A picture of a smartphone with DeepSeek open on it
DeepSeek fails critical compliance test under the EU AI Act. What will follow?
DeepSeek has failed a critical compliance test it was subjected to under the EU AI Act, putting it in danger of stricter restrictions.
According to a press release on 4 February, the test conducted by LatticeFlow AI led to the flagging of critical compliance gaps in DeepSeek’s distilled models.
While the models did well in toxicity prevention, they failed in key regulatory areas, including cybersecurity vulnerabilities and bias mitigation challenges.
Deploying COMPL-AI
The evaluation was done using COMPL-AI, a compliance-centered framework Developed by ETH Zurich, INSAIT, and LatticeFlow AI that translates regulatory requirements into actionable technical checks.
In addition, it provides independent, systematic evaluations of public foundation models from leading AI organizations such as OpenAI, Meta, Google, Anthropic, Mistral AI, and Alibaba, to assess their compliance readiness under the EU AI Act.
The framework assessed the EU AI Act compliance readiness of two DeepSeek distilled models — DeepSeek R1 8B (based on Meta’s Llama 3.1 8B) and DeepSeek R1 14B (built on Alibaba’s Qwen 2.5 14B).
These two models were compared to their base models as well as models from OpenAI, Google, Anthropic, and Mistral AI.
DeepSeek models ranked lowest in cybersecurity and showed increased risks in goal hijacking and prompt leakage protection compared to their base models.
They were also significantly more biased than their base models. However, they performed better in toxicity mitigation.
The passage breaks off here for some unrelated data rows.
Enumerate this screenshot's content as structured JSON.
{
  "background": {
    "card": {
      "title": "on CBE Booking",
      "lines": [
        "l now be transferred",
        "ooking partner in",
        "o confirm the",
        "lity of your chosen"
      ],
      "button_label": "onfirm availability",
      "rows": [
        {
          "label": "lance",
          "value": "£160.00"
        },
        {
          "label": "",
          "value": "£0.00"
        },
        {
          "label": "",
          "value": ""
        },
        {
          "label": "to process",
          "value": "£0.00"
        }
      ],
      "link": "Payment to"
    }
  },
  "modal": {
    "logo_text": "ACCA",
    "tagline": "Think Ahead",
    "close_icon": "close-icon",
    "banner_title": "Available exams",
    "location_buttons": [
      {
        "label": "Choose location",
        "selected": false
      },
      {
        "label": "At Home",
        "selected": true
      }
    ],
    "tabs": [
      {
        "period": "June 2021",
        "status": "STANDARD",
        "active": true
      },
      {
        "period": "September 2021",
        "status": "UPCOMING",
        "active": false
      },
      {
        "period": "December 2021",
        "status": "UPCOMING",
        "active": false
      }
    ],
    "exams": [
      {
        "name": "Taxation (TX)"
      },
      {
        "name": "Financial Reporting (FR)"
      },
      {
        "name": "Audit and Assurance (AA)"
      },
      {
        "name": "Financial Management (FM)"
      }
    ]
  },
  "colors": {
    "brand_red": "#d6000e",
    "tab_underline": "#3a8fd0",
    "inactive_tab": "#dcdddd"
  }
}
Commenting on the test, said Dr. Petar Tsankov, CEO and Co-founder of LatticeFlow AI said:
“As corporate AI governance requirements tighten, enterprises need to bridge internal AI governance and external compliance with technical evaluations to assess risks and ensure their AI systems can be safely deployed for commercial use.”
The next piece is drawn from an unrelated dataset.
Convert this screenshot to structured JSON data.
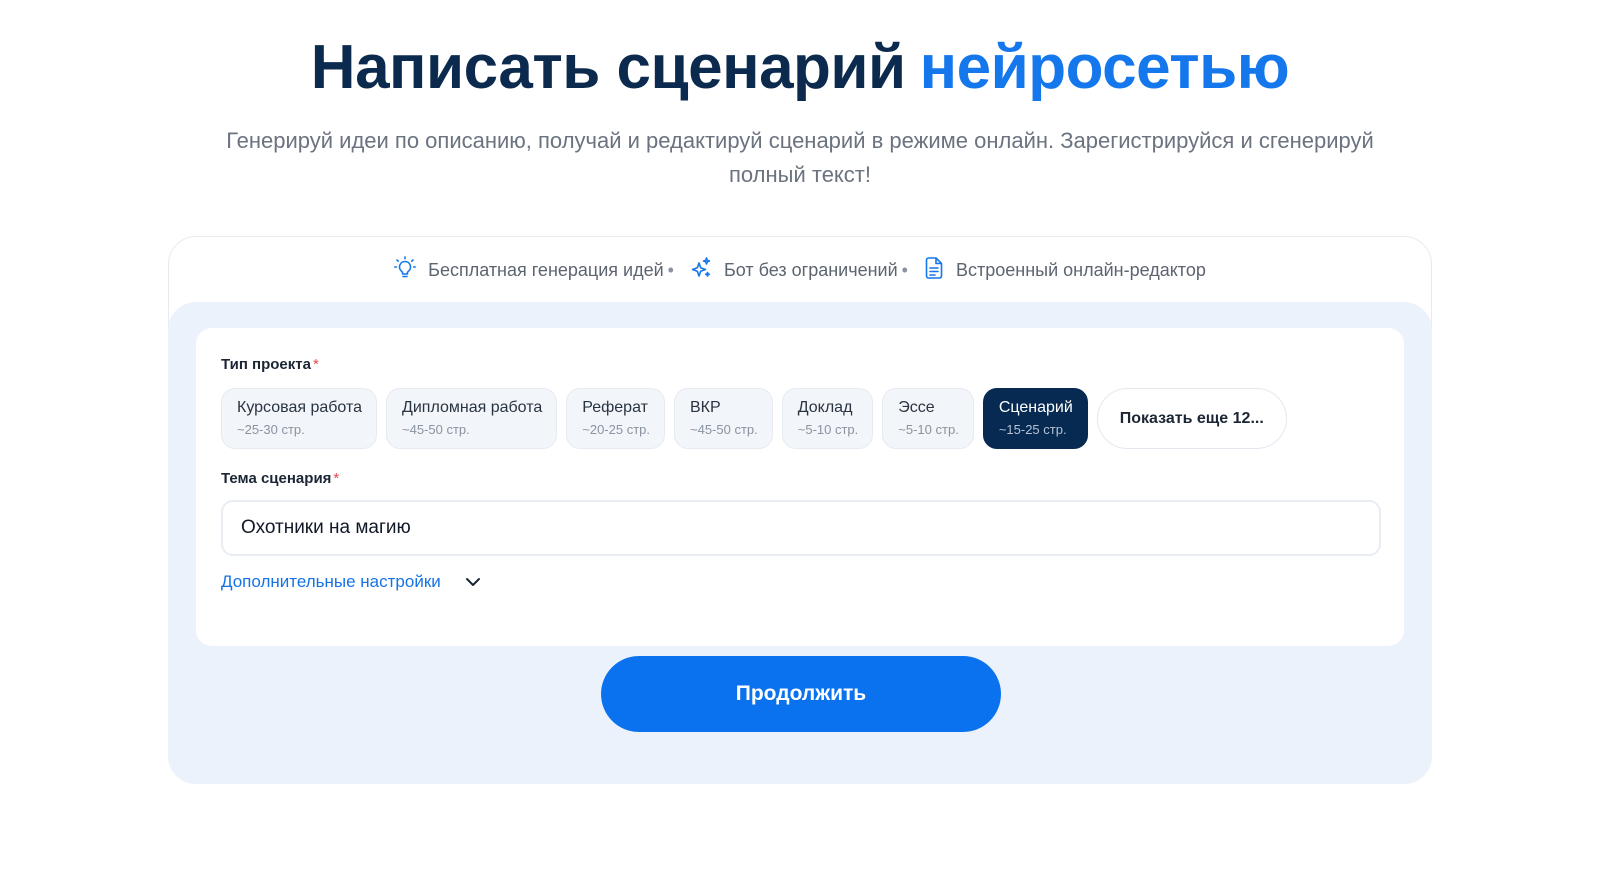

Because of these shortfalls discovered in the DeepSeek models, questions are arising on whether they are ready for use by enterprises.
DeepSeek’s fate worsens
DeepSeek just launched a few weeks ago but became rapidly popular. However, that popularity is waning just as quickly, especially in Europe where this test was conducted. Already, Italy has banned the Chinese AI chatbot citing data privacy concerns.
The country’s regulator has also launched an investigation into the chatbot to find out more details, which could bring about stricter restrictions.